The UK recorded another 1,280 deaths from Covid-19 yesterday amid fears the number of deaths will peak in the next week to 10 days.

And according to the latest data from the Office for National Statistics, one in 50 people in the UK has coronavirus.

‘In spite of all the efforts of our doctors and nurses and our medical staff we’re now seeing cancer treatments sadly postponed, ambulances queuing and intensive care units spilling over into adjacent wards,’ the PM added.

‘This is not the time for the slightest relaxation of our national resolve and our individual efforts.
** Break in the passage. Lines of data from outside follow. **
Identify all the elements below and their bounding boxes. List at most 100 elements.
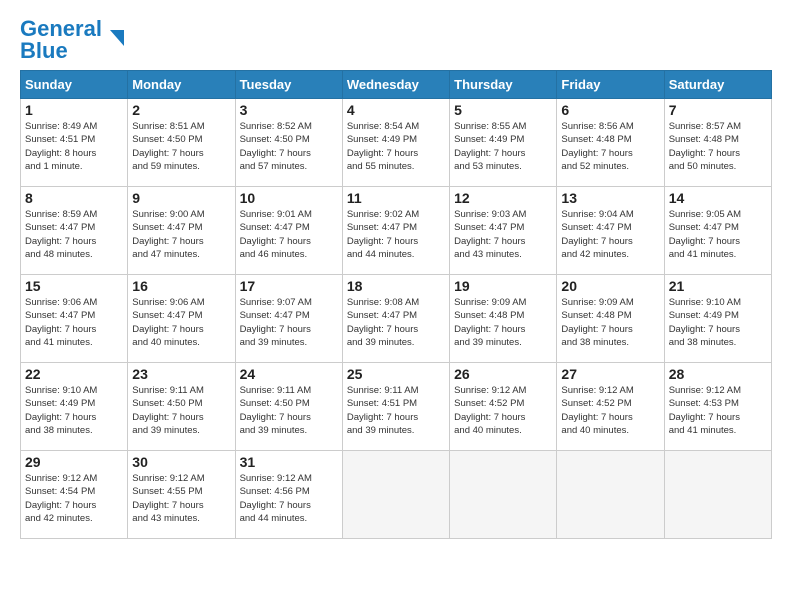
page: GeneralBlue SundayMondayTuesdayWednesday… (0, 0, 792, 549)
day-number: 16 (132, 278, 230, 294)
day-number: 27 (561, 366, 659, 382)
day-number: 1 (25, 102, 123, 118)
day-info: Sunrise: 8:51 AM Sunset: 4:50 PM Dayligh… (132, 120, 230, 173)
week-row-3: 15Sunrise: 9:06 AM Sunset: 4:47 PM Dayli… (21, 275, 772, 363)
day-cell: 16 Sunrise: 9:06 AM Sunset: 4:47 PM Dayli… (128, 275, 235, 363)
header-row: SundayMondayTuesdayWednesdayThursdayFrid… (21, 71, 772, 99)
day-cell: 21 Sunrise: 9:10 AM Sunset: 4:49 PM Dayli… (664, 275, 771, 363)
logo-text: GeneralBlue (20, 18, 102, 62)
day-number: 29 (25, 454, 123, 470)
day-info: Sunrise: 9:11 AM Sunset: 4:50 PM Dayligh… (132, 384, 230, 437)
day-cell: 11 Sunrise: 9:02 AM Sunset: 4:47 PM Dayli… (342, 187, 449, 275)
day-info: Sunrise: 9:06 AM Sunset: 4:47 PM Dayligh… (132, 296, 230, 349)
day-cell (342, 451, 449, 539)
day-cell (450, 451, 557, 539)
day-info: Sunrise: 9:06 AM Sunset: 4:47 PM Dayligh… (25, 296, 123, 349)
day-number: 5 (454, 102, 552, 118)
day-info: Sunrise: 8:49 AM Sunset: 4:51 PM Dayligh… (25, 120, 123, 173)
day-cell: 15Sunrise: 9:06 AM Sunset: 4:47 PM Dayli… (21, 275, 128, 363)
day-number: 31 (240, 454, 338, 470)
day-cell: 20 Sunrise: 9:09 AM Sunset: 4:48 PM Dayli… (557, 275, 664, 363)
day-cell: 14 Sunrise: 9:05 AM Sunset: 4:47 PM Dayli… (664, 187, 771, 275)
day-cell: 24Sunrise: 9:11 AM Sunset: 4:50 PM Dayli… (235, 363, 342, 451)
day-info: Sunrise: 9:12 AM Sunset: 4:54 PM Dayligh… (25, 472, 123, 525)
day-info: Sunrise: 8:56 AM Sunset: 4:48 PM Dayligh… (561, 120, 659, 173)
day-number: 22 (25, 366, 123, 382)
day-number: 19 (454, 278, 552, 294)
day-info: Sunrise: 9:00 AM Sunset: 4:47 PM Dayligh… (132, 208, 230, 261)
day-cell: 8Sunrise: 8:59 AM Sunset: 4:47 PM Daylig… (21, 187, 128, 275)
day-info: Sunrise: 8:55 AM Sunset: 4:49 PM Dayligh… (454, 120, 552, 173)
col-header-sunday: Sunday (21, 71, 128, 99)
day-cell: 9Sunrise: 9:00 AM Sunset: 4:47 PM Daylig… (128, 187, 235, 275)
day-number: 12 (454, 190, 552, 206)
week-row-4: 22 Sunrise: 9:10 AM Sunset: 4:49 PM Dayli… (21, 363, 772, 451)
day-number: 10 (240, 190, 338, 206)
day-info: Sunrise: 9:10 AM Sunset: 4:49 PM Dayligh… (25, 384, 123, 437)
day-cell: 17 Sunrise: 9:07 AM Sunset: 4:47 PM Dayli… (235, 275, 342, 363)
day-info: Sunrise: 8:57 AM Sunset: 4:48 PM Dayligh… (669, 120, 767, 173)
day-cell: 2 Sunrise: 8:51 AM Sunset: 4:50 PM Daylig… (128, 99, 235, 187)
logo-icon (106, 28, 128, 50)
day-cell: 31 Sunrise: 9:12 AM Sunset: 4:56 PM Dayli… (235, 451, 342, 539)
day-number: 17 (240, 278, 338, 294)
day-info: Sunrise: 9:12 AM Sunset: 4:55 PM Dayligh… (132, 472, 230, 525)
day-number: 14 (669, 190, 767, 206)
day-cell: 27 Sunrise: 9:12 AM Sunset: 4:52 PM Dayli… (557, 363, 664, 451)
header: GeneralBlue (20, 18, 772, 62)
day-info: Sunrise: 9:05 AM Sunset: 4:47 PM Dayligh… (669, 208, 767, 261)
week-row-5: 29 Sunrise: 9:12 AM Sunset: 4:54 PM Dayli… (21, 451, 772, 539)
col-header-tuesday: Tuesday (235, 71, 342, 99)
col-header-wednesday: Wednesday (342, 71, 449, 99)
day-cell: 6 Sunrise: 8:56 AM Sunset: 4:48 PM Daylig… (557, 99, 664, 187)
day-cell: 19Sunrise: 9:09 AM Sunset: 4:48 PM Dayli… (450, 275, 557, 363)
day-cell: 7 Sunrise: 8:57 AM Sunset: 4:48 PM Daylig… (664, 99, 771, 187)
day-cell (557, 451, 664, 539)
day-cell: 23 Sunrise: 9:11 AM Sunset: 4:50 PM Dayli… (128, 363, 235, 451)
day-cell: 12 Sunrise: 9:03 AM Sunset: 4:47 PM Dayli… (450, 187, 557, 275)
day-number: 23 (132, 366, 230, 382)
day-cell: 22 Sunrise: 9:10 AM Sunset: 4:49 PM Dayli… (21, 363, 128, 451)
day-cell (664, 451, 771, 539)
calendar-table: SundayMondayTuesdayWednesdayThursdayFrid… (20, 70, 772, 539)
day-cell: 5 Sunrise: 8:55 AM Sunset: 4:49 PM Daylig… (450, 99, 557, 187)
day-info: Sunrise: 9:03 AM Sunset: 4:47 PM Dayligh… (454, 208, 552, 261)
day-number: 2 (132, 102, 230, 118)
day-info: Sunrise: 8:59 AM Sunset: 4:47 PM Dayligh… (25, 208, 123, 261)
day-info: Sunrise: 9:12 AM Sunset: 4:53 PM Dayligh… (669, 384, 767, 437)
week-row-1: 1 Sunrise: 8:49 AM Sunset: 4:51 PM Daylig… (21, 99, 772, 187)
day-number: 13 (561, 190, 659, 206)
day-info: Sunrise: 9:12 AM Sunset: 4:52 PM Dayligh… (454, 384, 552, 437)
day-cell: 3 Sunrise: 8:52 AM Sunset: 4:50 PM Daylig… (235, 99, 342, 187)
day-info: Sunrise: 9:12 AM Sunset: 4:52 PM Dayligh… (561, 384, 659, 437)
day-number: 24 (240, 366, 338, 382)
day-cell: 1 Sunrise: 8:49 AM Sunset: 4:51 PM Daylig… (21, 99, 128, 187)
day-number: 11 (347, 190, 445, 206)
col-header-monday: Monday (128, 71, 235, 99)
day-cell: 28 Sunrise: 9:12 AM Sunset: 4:53 PM Dayli… (664, 363, 771, 451)
day-number: 21 (669, 278, 767, 294)
day-number: 3 (240, 102, 338, 118)
day-cell: 29 Sunrise: 9:12 AM Sunset: 4:54 PM Dayli… (21, 451, 128, 539)
day-info: Sunrise: 9:08 AM Sunset: 4:47 PM Dayligh… (347, 296, 445, 349)
day-number: 28 (669, 366, 767, 382)
day-number: 26 (454, 366, 552, 382)
day-number: 30 (132, 454, 230, 470)
day-cell: 4Sunrise: 8:54 AM Sunset: 4:49 PM Daylig… (342, 99, 449, 187)
day-number: 7 (669, 102, 767, 118)
day-info: Sunrise: 8:52 AM Sunset: 4:50 PM Dayligh… (240, 120, 338, 173)
day-info: Sunrise: 9:12 AM Sunset: 4:56 PM Dayligh… (240, 472, 338, 525)
day-number: 6 (561, 102, 659, 118)
day-info: Sunrise: 9:10 AM Sunset: 4:49 PM Dayligh… (669, 296, 767, 349)
day-cell: 26 Sunrise: 9:12 AM Sunset: 4:52 PM Dayli… (450, 363, 557, 451)
logo: GeneralBlue (20, 18, 128, 62)
day-number: 18 (347, 278, 445, 294)
day-info: Sunrise: 9:02 AM Sunset: 4:47 PM Dayligh… (347, 208, 445, 261)
day-info: Sunrise: 9:11 AM Sunset: 4:51 PM Dayligh… (347, 384, 445, 437)
day-number: 20 (561, 278, 659, 294)
day-info: Sunrise: 9:07 AM Sunset: 4:47 PM Dayligh… (240, 296, 338, 349)
day-cell: 13Sunrise: 9:04 AM Sunset: 4:47 PM Dayli… (557, 187, 664, 275)
day-info: Sunrise: 9:09 AM Sunset: 4:48 PM Dayligh… (561, 296, 659, 349)
day-cell: 25Sunrise: 9:11 AM Sunset: 4:51 PM Dayli… (342, 363, 449, 451)
day-cell: 30 Sunrise: 9:12 AM Sunset: 4:55 PM Dayli… (128, 451, 235, 539)
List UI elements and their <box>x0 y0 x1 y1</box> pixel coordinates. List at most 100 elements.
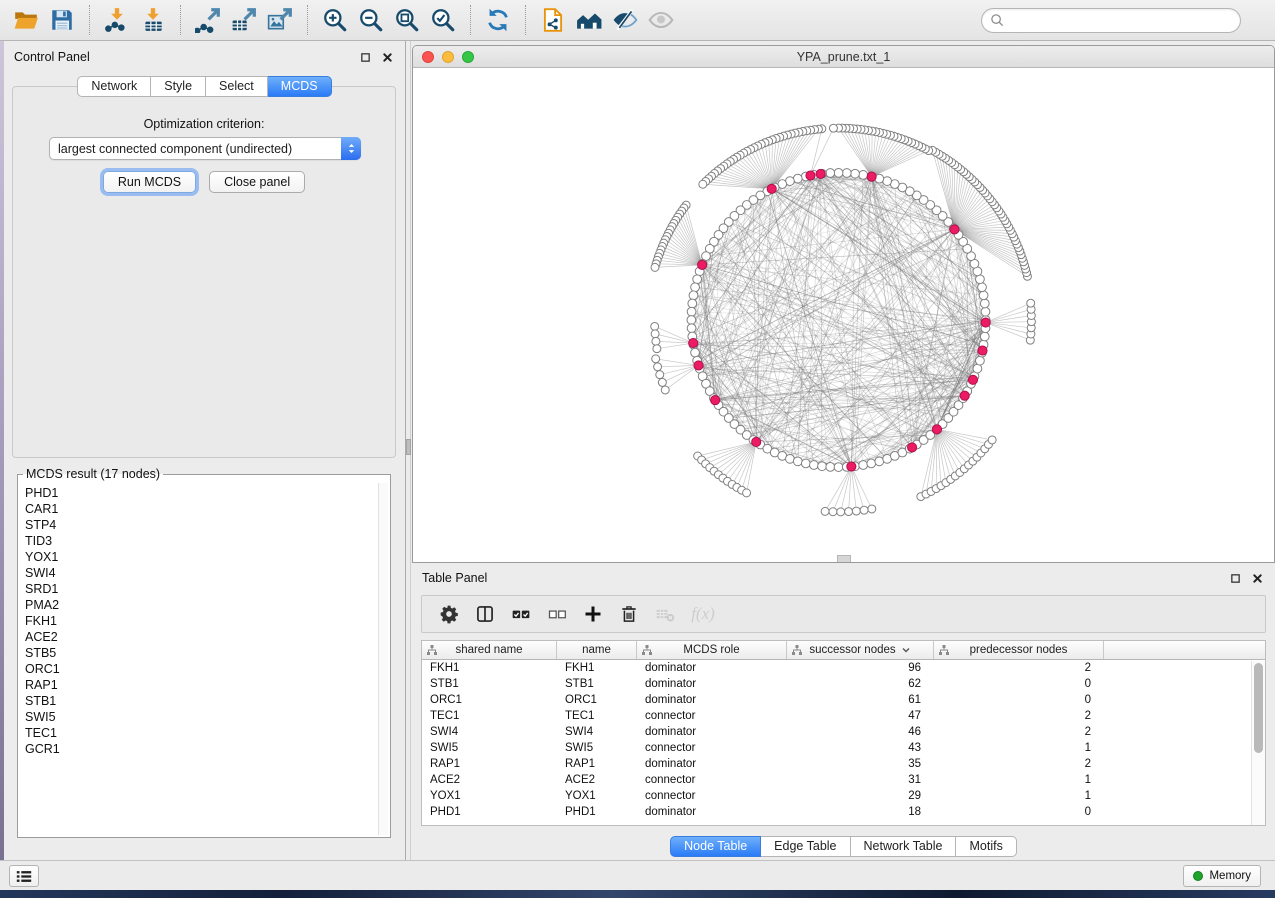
mcds-result-item[interactable]: RAP1 <box>25 677 376 693</box>
network-leaf-node[interactable] <box>868 505 876 513</box>
network-leaf-node[interactable] <box>852 507 860 515</box>
network-hub-node[interactable] <box>767 184 776 193</box>
toggle-columns-button[interactable] <box>470 599 500 629</box>
network-hub-node[interactable] <box>968 375 977 384</box>
table-row[interactable]: SWI5SWI5connector431 <box>422 740 1265 756</box>
network-canvas[interactable] <box>413 68 1274 562</box>
table-row[interactable]: TEC1TEC1connector472 <box>422 708 1265 724</box>
export-network-button[interactable] <box>190 3 226 37</box>
network-leaf-node[interactable] <box>829 508 837 516</box>
table-row[interactable]: ORC1ORC1dominator610 <box>422 692 1265 708</box>
network-hub-node[interactable] <box>867 172 876 181</box>
column-header-successor-nodes[interactable]: successor nodes <box>787 641 934 659</box>
network-hub-node[interactable] <box>932 425 941 434</box>
network-node[interactable] <box>859 171 868 180</box>
mcds-result-item[interactable]: FKH1 <box>25 613 376 629</box>
export-image-button[interactable] <box>262 3 298 37</box>
tab-motifs[interactable]: Motifs <box>956 836 1016 857</box>
mcds-result-item[interactable]: SRD1 <box>25 581 376 597</box>
mcds-result-item[interactable]: GCR1 <box>25 741 376 757</box>
mcds-result-item[interactable]: STB5 <box>25 645 376 661</box>
float-panel-icon[interactable] <box>357 49 373 65</box>
network-leaf-node[interactable] <box>988 436 996 444</box>
mcds-result-item[interactable]: PHD1 <box>25 485 376 501</box>
add-column-button[interactable] <box>578 599 608 629</box>
network-node[interactable] <box>687 324 696 333</box>
network-leaf-node[interactable] <box>651 330 659 338</box>
delete-column-button[interactable] <box>614 599 644 629</box>
network-leaf-node[interactable] <box>654 363 662 371</box>
network-node[interactable] <box>687 316 696 325</box>
tab-style[interactable]: Style <box>151 76 206 97</box>
network-leaf-node[interactable] <box>653 345 661 353</box>
hide-selected-button[interactable] <box>607 3 643 37</box>
tab-node-table[interactable]: Node Table <box>670 836 761 857</box>
close-table-panel-icon[interactable] <box>1249 570 1265 586</box>
import-table-button[interactable] <box>135 3 171 37</box>
network-leaf-node[interactable] <box>743 489 751 497</box>
network-node[interactable] <box>688 299 697 308</box>
network-node[interactable] <box>793 457 802 466</box>
table-row[interactable]: RAP1RAP1dominator352 <box>422 756 1265 772</box>
network-leaf-node[interactable] <box>845 508 853 516</box>
tab-network-table[interactable]: Network Table <box>851 836 957 857</box>
mcds-result-item[interactable]: TID3 <box>25 533 376 549</box>
network-node[interactable] <box>867 459 876 468</box>
optimization-criterion-select[interactable]: largest connected component (undirected) <box>49 137 361 160</box>
table-settings-button[interactable] <box>434 599 464 629</box>
network-node[interactable] <box>834 168 843 177</box>
table-row[interactable]: YOX1YOX1connector291 <box>422 788 1265 804</box>
table-scrollbar[interactable] <box>1251 661 1265 825</box>
apply-layout-button[interactable] <box>480 3 516 37</box>
network-leaf-node[interactable] <box>829 124 837 132</box>
network-node[interactable] <box>691 283 700 292</box>
network-node[interactable] <box>691 348 700 357</box>
table-scrollbar-thumb[interactable] <box>1254 663 1263 753</box>
tab-select[interactable]: Select <box>206 76 268 97</box>
network-hub-node[interactable] <box>847 462 856 471</box>
network-node[interactable] <box>687 307 696 316</box>
task-history-button[interactable] <box>9 865 39 887</box>
tab-edge-table[interactable]: Edge Table <box>761 836 850 857</box>
network-hub-node[interactable] <box>908 443 917 452</box>
mcds-result-item[interactable]: SWI5 <box>25 709 376 725</box>
tab-mcds[interactable]: MCDS <box>268 76 332 97</box>
network-leaf-node[interactable] <box>658 378 666 386</box>
network-leaf-node[interactable] <box>1027 299 1035 307</box>
zoom-fit-button[interactable] <box>389 3 425 37</box>
network-node[interactable] <box>801 459 810 468</box>
export-table-button[interactable] <box>226 3 262 37</box>
network-hub-node[interactable] <box>698 260 707 269</box>
mcds-result-item[interactable]: STB1 <box>25 693 376 709</box>
result-scrollbar[interactable] <box>378 483 388 835</box>
network-node[interactable] <box>842 169 851 178</box>
network-node[interactable] <box>834 463 843 472</box>
network-node[interactable] <box>818 462 827 471</box>
network-leaf-node[interactable] <box>699 180 707 188</box>
search-input[interactable] <box>1010 10 1232 30</box>
mcds-result-item[interactable]: ACE2 <box>25 629 376 645</box>
mcds-result-item[interactable]: ORC1 <box>25 661 376 677</box>
network-node[interactable] <box>689 291 698 300</box>
network-node[interactable] <box>851 169 860 178</box>
network-hub-node[interactable] <box>689 338 698 347</box>
network-node[interactable] <box>826 169 835 178</box>
table-row[interactable]: FKH1FKH1dominator962 <box>422 660 1265 676</box>
network-hub-node[interactable] <box>816 169 825 178</box>
tab-network[interactable]: Network <box>77 76 151 97</box>
network-hub-node[interactable] <box>978 346 987 355</box>
zoom-selected-button[interactable] <box>425 3 461 37</box>
column-header-predecessor-nodes[interactable]: predecessor nodes <box>934 641 1104 659</box>
network-leaf-node[interactable] <box>652 337 660 345</box>
select-all-rows-button[interactable] <box>506 599 536 629</box>
new-network-from-selection-button[interactable] <box>535 3 571 37</box>
close-panel-icon[interactable] <box>379 49 395 65</box>
network-leaf-node[interactable] <box>821 507 829 515</box>
network-hub-node[interactable] <box>960 391 969 400</box>
run-mcds-button[interactable]: Run MCDS <box>103 171 196 193</box>
network-hub-node[interactable] <box>752 437 761 446</box>
network-node[interactable] <box>976 356 985 365</box>
mcds-result-item[interactable]: STP4 <box>25 517 376 533</box>
mcds-result-item[interactable]: PMA2 <box>25 597 376 613</box>
network-node[interactable] <box>693 275 702 284</box>
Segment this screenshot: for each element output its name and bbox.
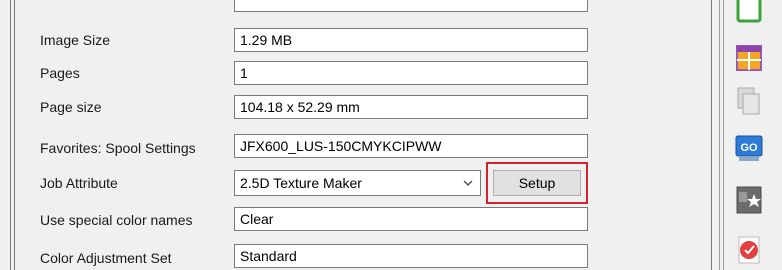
panel-border-left <box>10 0 11 270</box>
toolbar-button-table[interactable] <box>729 40 769 76</box>
chevron-down-icon <box>463 180 473 186</box>
properties-panel: Image Size 1.29 MB Pages 1 Page size 104… <box>0 0 712 270</box>
spool-settings-label: Favorites: Spool Settings <box>40 140 196 156</box>
job-attribute-value: 2.5D Texture Maker <box>240 175 362 191</box>
toolbar-button-stamp[interactable] <box>729 232 769 268</box>
page-size-label: Page size <box>40 99 102 115</box>
panel-border-right <box>711 0 712 270</box>
copy-pages-icon <box>737 87 760 115</box>
toolbar-button-go[interactable]: GO <box>729 130 769 166</box>
special-color-names-label: Use special color names <box>40 212 193 228</box>
toolbar-border-left <box>719 0 720 270</box>
stamp-icon <box>738 236 760 264</box>
go-text: GO <box>740 142 758 154</box>
special-color-names-field[interactable]: Clear <box>234 207 588 231</box>
color-adjustment-label: Color Adjustment Set <box>40 250 172 266</box>
toolbar-button-star[interactable] <box>729 182 769 218</box>
toolbar-button-copy[interactable] <box>729 84 769 120</box>
pages-field[interactable]: 1 <box>234 61 588 85</box>
toolbar-border-inner <box>723 0 724 270</box>
image-size-field[interactable]: 1.29 MB <box>234 28 588 52</box>
toolbar-button-frame[interactable] <box>729 0 769 28</box>
table-icon <box>736 45 762 71</box>
job-attribute-select[interactable]: 2.5D Texture Maker <box>234 170 481 196</box>
pages-label: Pages <box>40 65 80 81</box>
green-frame-icon <box>736 0 762 23</box>
image-size-label: Image Size <box>40 32 111 48</box>
previous-field[interactable] <box>234 0 588 12</box>
spool-settings-field[interactable]: JFX600_LUS-150CMYKCIPWW <box>234 134 588 158</box>
job-attribute-label: Job Attribute <box>40 175 118 191</box>
color-adjustment-field[interactable]: Standard <box>234 244 588 268</box>
go-icon: GO <box>735 135 763 161</box>
setup-highlight: Setup <box>486 162 588 204</box>
page-size-field[interactable]: 104.18 x 52.29 mm <box>234 95 588 119</box>
setup-button[interactable]: Setup <box>493 170 581 196</box>
star-image-icon <box>736 186 762 214</box>
panel-border-left-inner <box>14 0 15 270</box>
side-toolbar: GO <box>719 0 782 270</box>
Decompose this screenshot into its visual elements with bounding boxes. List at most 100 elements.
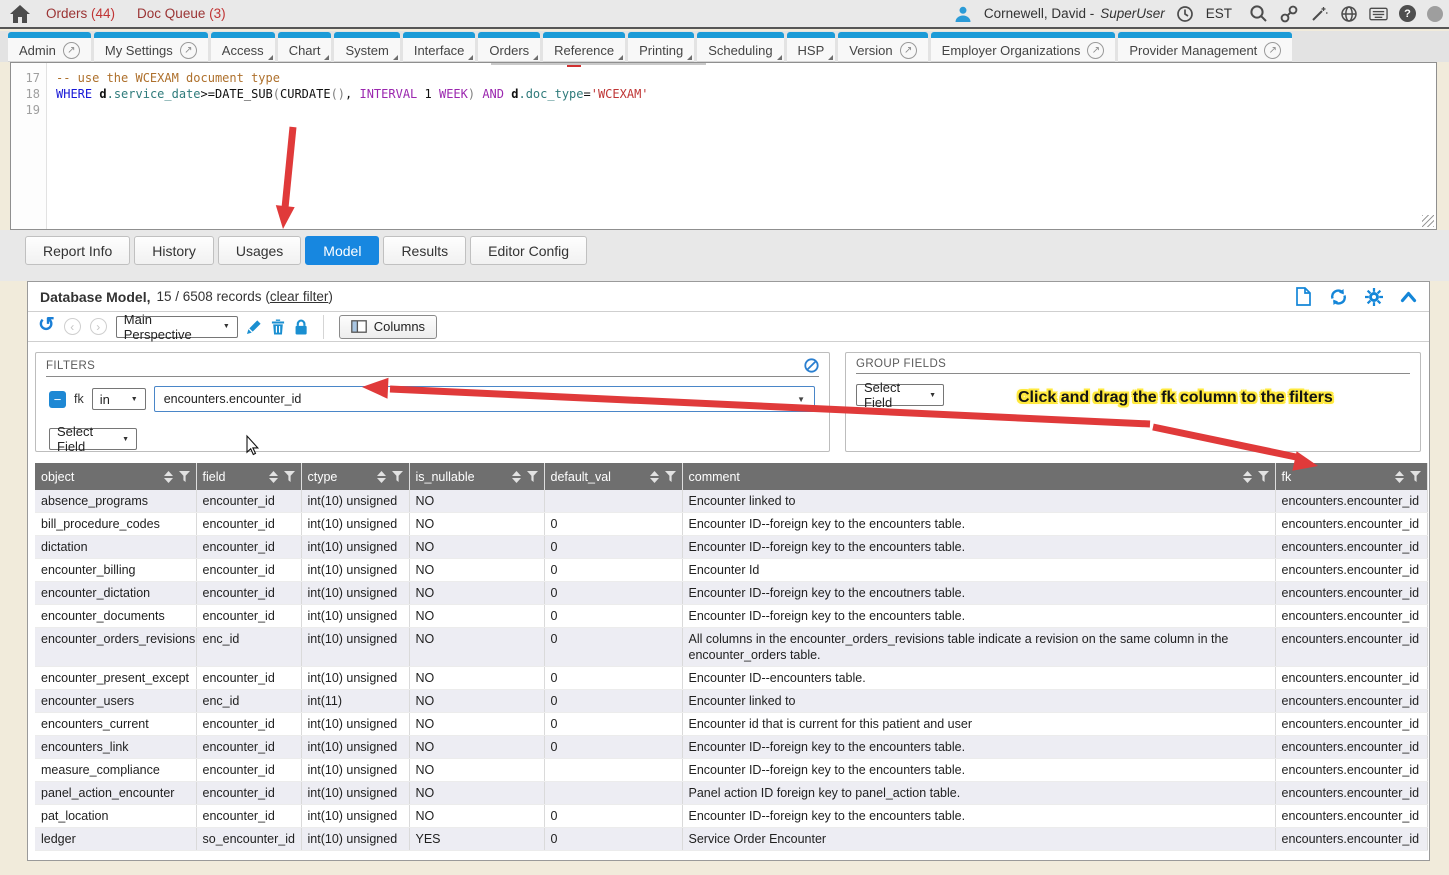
col-header-comment[interactable]: comment [682, 463, 1275, 490]
nav-tab-admin[interactable]: Admin↗ [8, 32, 91, 62]
table-row[interactable]: pat_location encounter_id int(10) unsign… [35, 805, 1427, 828]
table-row[interactable]: encounters_current encounter_id int(10) … [35, 713, 1427, 736]
filter-icon[interactable] [179, 471, 190, 482]
cell-comment: Encounter id that is current for this pa… [682, 713, 1275, 736]
filter-icon[interactable] [392, 471, 403, 482]
sort-icon[interactable] [1243, 471, 1252, 483]
clear-filters-icon[interactable] [804, 358, 819, 373]
nav-tab-reference[interactable]: Reference [543, 32, 625, 62]
refresh-icon[interactable] [1329, 288, 1348, 306]
gear-icon[interactable] [1365, 288, 1383, 306]
editor-resize-handle[interactable] [1422, 215, 1434, 227]
help-icon[interactable]: ? [1399, 5, 1416, 22]
sort-icon[interactable] [650, 471, 659, 483]
lock-icon[interactable] [294, 319, 308, 335]
sort-icon[interactable] [269, 471, 278, 483]
topbar-link-orders[interactable]: Orders (44) [46, 6, 115, 21]
nav-tab-printing[interactable]: Printing [628, 32, 694, 62]
filter-icon[interactable] [1258, 471, 1269, 482]
table-row[interactable]: encounter_dictation encounter_id int(10)… [35, 582, 1427, 605]
external-link-icon[interactable]: ↗ [63, 42, 80, 59]
prev-icon[interactable]: ‹ [64, 318, 81, 335]
cell-default-val: 0 [544, 582, 682, 605]
col-header-is-nullable[interactable]: is_nullable [409, 463, 544, 490]
external-link-icon[interactable]: ↗ [900, 42, 917, 59]
nav-tab-chart[interactable]: Chart [278, 32, 332, 62]
nav-tab-employer-organizations[interactable]: Employer Organizations↗ [931, 32, 1116, 62]
filter-icon[interactable] [284, 471, 295, 482]
perspective-select[interactable]: Main Perspective▼ [116, 316, 238, 338]
sort-icon[interactable] [512, 471, 521, 483]
external-link-icon[interactable]: ↗ [180, 42, 197, 59]
nav-tab-hsp[interactable]: HSP [787, 32, 836, 62]
filter-value-input[interactable]: encounters.encounter_id▼ [154, 386, 815, 412]
user-name[interactable]: Cornewell, David - SuperUser [984, 6, 1165, 21]
cell-fk: encounters.encounter_id [1275, 605, 1427, 628]
col-header-object[interactable]: object [35, 463, 196, 490]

Please stay at home, please protect the NHS and save lives.’

Professor Whitty offered a chink of hope, saying there has been ‘some levelling off from the cases’ – particularly in the areas previously placed under tier four restrictions – and he expects this to drop further as strict lockdown measures start to take effect.

He said this is positive because Government scientists ‘were not sure this was going to be possible with this new variant’.

And Mr Johnson said 3.2 million people have now been vaccinated across the UK.

‘We’re steadily building up that immunity, that protection for the vulnerable, for the NHS and for us all. So when the call comes please do get a jab,’ he said.

The PM also announced every single UK travel corridor will be closed from 4am on Monday.

Travellers from all countries must offer proof of a negative Covid-19 test taken in the previous 72 hours before leaving for the UK and arrivals must then quarantine for 10 days (or take an extra test on day five to shorten the isolation period).

He warned enforcement of the rules will be ‘stepped up’ after a number of new strains were detected in the UK, including South Africa and Brazil.

‘It’s precisely because we have the hope of that vaccine and the risk of new strains coming from overseas that we must take additional steps now to stop those strains from entering the country,’ Mr Johnson explained.

‘Yesterday we announced that we’re banning flights from South America and Portugal and to protect us against the risk from as-yet-unidentified strains we will also temporarily close all travel corridors from 4am on Monday.’